Figure 30-3. A robust requirements method
Concept. Given the complexity of the application itself and the likelihood that few, if any, features can actually be implemented and released before a significant amount of architectural underpinnings are developed and implemented, we add a range of concept validation techniques, storyboards, prototypes , architectural models, and the like. Each will bring us closer to our goal of understanding the intended behavior of the system we are about to build.
Vision. In order to assure understanding among a large number of stakeholders, developers, and testers, the vision, both short-term and long- term , must be documented. It must be sufficiently long-range for the architects and designers to design and implement the right architecture to support current and future features and use cases. The whole product plan should be extended to describe potential variations in purchase configurations and likely customer deployment options. The plan should also define supported revision levels of compatible applications.

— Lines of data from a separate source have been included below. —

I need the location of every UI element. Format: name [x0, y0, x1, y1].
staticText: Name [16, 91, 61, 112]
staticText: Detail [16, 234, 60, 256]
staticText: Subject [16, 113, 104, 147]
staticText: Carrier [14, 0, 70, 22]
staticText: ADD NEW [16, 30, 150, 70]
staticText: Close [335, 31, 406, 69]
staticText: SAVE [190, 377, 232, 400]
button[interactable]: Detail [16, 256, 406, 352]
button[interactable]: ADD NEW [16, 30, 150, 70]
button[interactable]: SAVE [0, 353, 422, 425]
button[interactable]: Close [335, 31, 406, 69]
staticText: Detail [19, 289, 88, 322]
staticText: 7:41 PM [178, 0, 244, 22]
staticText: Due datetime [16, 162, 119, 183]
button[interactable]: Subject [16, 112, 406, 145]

Requirements. The use cases are elaborated as necessary so that prospective users can validate the implementation concepts. This ensures that all critical requirements will be implemented in a way that helps assure their utility and fitness. Because some elements of the application are critical, all alternative sequences of events are discussed and described. Pre- and post-conditions are specified as clearly and unambiguously as possible. Additional, technical specification methods (analysis models, activity diagrams, message sequence diagrams) are used to describe more clearly how the system does what it does and when it does it.
Supplementary Specification/Nonfunctional Requirements. The supplementary specification is as complete as possible. All platforms; application compatibility issues; applicable standards; branding and copyright requirements; and performance, usability, reliability, and supporting requirements are defined.

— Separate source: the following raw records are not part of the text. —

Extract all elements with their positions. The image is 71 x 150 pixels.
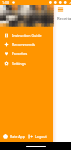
button[interactable]: Instruction Guide: [0, 31, 53, 40]
other: Status icons: [49, 1, 70, 4]
staticText: Favorites: [12, 51, 28, 56]
staticText: Logout: [35, 134, 47, 139]
button[interactable]: Settings: [0, 59, 53, 68]
button[interactable]: Rate App: [3, 131, 26, 142]
button[interactable]: Open navigation menu: [57, 6, 64, 13]
staticText: Receitas: [57, 16, 71, 22]
staticText: Recommends: [12, 42, 36, 47]
staticText: Settings: [12, 61, 26, 66]
staticText: Rate App: [10, 134, 25, 139]
button[interactable]: Recommends: [0, 40, 53, 49]
button[interactable]: Favorites: [0, 49, 53, 58]
staticText: 1:08: [2, 0, 10, 5]
staticText: Instruction Guide: [12, 33, 42, 38]
button[interactable]: Logout: [28, 131, 52, 142]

Tooling. Larger, more distributed teams require industrial-strength software tooling. Analysis and design tools further specific system behavior, both internal and external. Multisite configuration management systems are employed. Requirements tools both support requirements traceability from features through use cases and into test cases and track changes and change history. The defect tracking system extends to support users, including customers, from any location.

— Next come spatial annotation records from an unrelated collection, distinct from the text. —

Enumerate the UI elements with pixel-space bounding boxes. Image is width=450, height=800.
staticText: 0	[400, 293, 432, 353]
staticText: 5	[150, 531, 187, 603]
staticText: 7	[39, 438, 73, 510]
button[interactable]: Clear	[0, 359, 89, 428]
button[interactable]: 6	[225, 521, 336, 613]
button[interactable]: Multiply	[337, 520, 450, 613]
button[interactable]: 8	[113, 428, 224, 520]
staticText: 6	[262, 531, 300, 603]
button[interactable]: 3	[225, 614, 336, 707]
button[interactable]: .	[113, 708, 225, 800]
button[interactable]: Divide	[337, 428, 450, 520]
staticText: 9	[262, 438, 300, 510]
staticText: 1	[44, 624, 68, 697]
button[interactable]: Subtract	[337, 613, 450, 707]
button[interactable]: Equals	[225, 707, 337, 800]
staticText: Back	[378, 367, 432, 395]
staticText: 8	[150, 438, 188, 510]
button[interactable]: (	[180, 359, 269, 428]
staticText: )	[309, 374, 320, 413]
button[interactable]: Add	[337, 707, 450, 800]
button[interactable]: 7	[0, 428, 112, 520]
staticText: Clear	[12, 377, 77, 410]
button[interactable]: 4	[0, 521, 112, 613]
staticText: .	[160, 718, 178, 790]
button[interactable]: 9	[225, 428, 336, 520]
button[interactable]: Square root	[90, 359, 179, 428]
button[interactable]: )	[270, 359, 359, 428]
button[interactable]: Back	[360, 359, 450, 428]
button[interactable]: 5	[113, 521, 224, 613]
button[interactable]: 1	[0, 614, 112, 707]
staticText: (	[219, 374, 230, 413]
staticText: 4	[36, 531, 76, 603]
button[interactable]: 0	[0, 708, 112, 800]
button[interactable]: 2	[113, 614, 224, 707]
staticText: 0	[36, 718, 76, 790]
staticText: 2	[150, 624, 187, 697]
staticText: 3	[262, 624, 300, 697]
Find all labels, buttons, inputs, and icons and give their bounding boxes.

Project Control. Larger projects require higher levels of project support and control. Requirements dashboards are built so that teams can monitor and synchronize interdependent use-case implementations . A change control board is created to weigh and decide on possible requirements additions and defect fixes. Requirements analysis and impact assessment activities are performed to help understand the impact of proposed changes and additions.
Taken together, these techniques and activities in our robust requirements method help assure that this new system ”in which many tens or hundreds of person-years have been invested and which will touch the lives of thousands of users across the globe ”is accurate, reliable, safe, and well suited for its intended purpose.